The vocal monopoly of the programme got a rest with two harpsichord works played by Jane Chapman. Roderick Watkins' After Scarlatti (2009) is a pointless, meandering re-appropriation of the named composer's work and style instantly shown up by the focused, if ultimately trite Continuum (1968) by Ligeti.

Chapman was then joined on stage by Karikis for a duet, Contact, to close the first half. This meant more of the same vocalising as for Cerebus accompanied with the prepared harpsichord, every surface of which Chapman played with a timp hammer (I was pleased to discover that I found this fairly effective, given how horribly contrived it seemed at first). More interesting than the music was the staging of the performance: Karikis' second costume change of the evening rendered him as if with bunny ears, a profile thrown onto the stage in strong silhouette. The conflagration of this and an earlier Kabuki-type arrangement brought to mind the rabbit/burlesque image-sump of film director David Lynch's subconscious. As I suggested before, Karikis' narrative seemed present but obscure (certainly less definable than that of E.laine) and I was not surprised to discover, talking to a performer afterwards, that Karikis bases his performances on a considerable backstory. Invariably I struggle to see the point of this, in much the same way as I struggle to see the point of the acting technique know as Method - whilst there is no doubt it provides the performer with conviction, I tend to find myself shortchanged in the audience (in terms of recognisable content). However, given the indication that Karikis may be using his personal narrative in a Lynchian fashion - not to present content but to open possibilities of interpretation - allowed me to absorb the work without negativity.

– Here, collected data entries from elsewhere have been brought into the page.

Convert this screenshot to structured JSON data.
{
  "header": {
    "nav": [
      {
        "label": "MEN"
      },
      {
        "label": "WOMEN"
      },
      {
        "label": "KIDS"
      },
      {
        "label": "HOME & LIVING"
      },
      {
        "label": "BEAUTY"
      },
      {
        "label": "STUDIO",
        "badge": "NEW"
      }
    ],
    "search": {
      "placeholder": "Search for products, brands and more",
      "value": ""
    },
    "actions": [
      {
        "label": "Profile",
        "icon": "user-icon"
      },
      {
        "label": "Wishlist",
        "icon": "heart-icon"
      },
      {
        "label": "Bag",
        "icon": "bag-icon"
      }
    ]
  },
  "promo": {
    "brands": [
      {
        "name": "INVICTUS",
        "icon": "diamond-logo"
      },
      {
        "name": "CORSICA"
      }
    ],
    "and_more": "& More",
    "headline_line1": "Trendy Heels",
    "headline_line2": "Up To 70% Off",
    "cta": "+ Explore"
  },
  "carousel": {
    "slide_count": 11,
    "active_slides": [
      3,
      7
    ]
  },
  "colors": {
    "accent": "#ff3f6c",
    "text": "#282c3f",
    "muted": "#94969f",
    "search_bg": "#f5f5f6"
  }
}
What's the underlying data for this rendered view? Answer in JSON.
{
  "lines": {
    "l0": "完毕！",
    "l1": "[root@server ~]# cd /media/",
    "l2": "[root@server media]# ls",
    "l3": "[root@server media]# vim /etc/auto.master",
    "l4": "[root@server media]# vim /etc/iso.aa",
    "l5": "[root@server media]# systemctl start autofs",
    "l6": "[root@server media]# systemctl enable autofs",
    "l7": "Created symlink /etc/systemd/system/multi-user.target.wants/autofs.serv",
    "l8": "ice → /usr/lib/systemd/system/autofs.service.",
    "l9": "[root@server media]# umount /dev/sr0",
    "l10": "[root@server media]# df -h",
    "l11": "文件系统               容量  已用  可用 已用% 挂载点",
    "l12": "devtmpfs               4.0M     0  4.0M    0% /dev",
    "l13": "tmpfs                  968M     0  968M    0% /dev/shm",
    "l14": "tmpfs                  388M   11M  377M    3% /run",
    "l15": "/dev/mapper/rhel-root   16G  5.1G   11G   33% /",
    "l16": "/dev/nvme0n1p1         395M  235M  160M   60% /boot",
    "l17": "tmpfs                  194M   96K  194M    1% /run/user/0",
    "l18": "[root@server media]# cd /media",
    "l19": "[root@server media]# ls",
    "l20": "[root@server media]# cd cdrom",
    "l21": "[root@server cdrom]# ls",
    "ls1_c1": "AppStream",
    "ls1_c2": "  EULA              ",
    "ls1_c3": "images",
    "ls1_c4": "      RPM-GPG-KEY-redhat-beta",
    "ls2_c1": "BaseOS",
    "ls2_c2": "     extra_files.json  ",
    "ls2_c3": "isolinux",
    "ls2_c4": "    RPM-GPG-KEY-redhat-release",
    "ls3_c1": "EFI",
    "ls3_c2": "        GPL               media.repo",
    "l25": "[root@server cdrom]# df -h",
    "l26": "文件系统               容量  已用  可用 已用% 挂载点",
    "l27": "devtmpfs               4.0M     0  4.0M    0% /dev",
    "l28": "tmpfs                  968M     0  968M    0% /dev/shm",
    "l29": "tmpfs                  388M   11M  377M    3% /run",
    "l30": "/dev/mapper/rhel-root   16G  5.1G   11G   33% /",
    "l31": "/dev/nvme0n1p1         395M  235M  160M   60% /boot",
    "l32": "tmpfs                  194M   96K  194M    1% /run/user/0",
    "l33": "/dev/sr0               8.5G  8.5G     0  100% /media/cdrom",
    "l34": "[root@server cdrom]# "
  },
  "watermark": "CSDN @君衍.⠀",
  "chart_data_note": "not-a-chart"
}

The concert's second half was an ensemble work devised by Karikis wound on the armature of a reading of the UN's Declaration of Human Rights. The theatre was, this time, irredeemably contrived and the vocalising (with viola played by Scratch The Surface's Conall Gleeson) anonymous. I thoroughly enjoyed the reading of the Declaration by Monica Ross and, though startling, I took away some impression of Maurice Casey's contorted ballet centrepiece.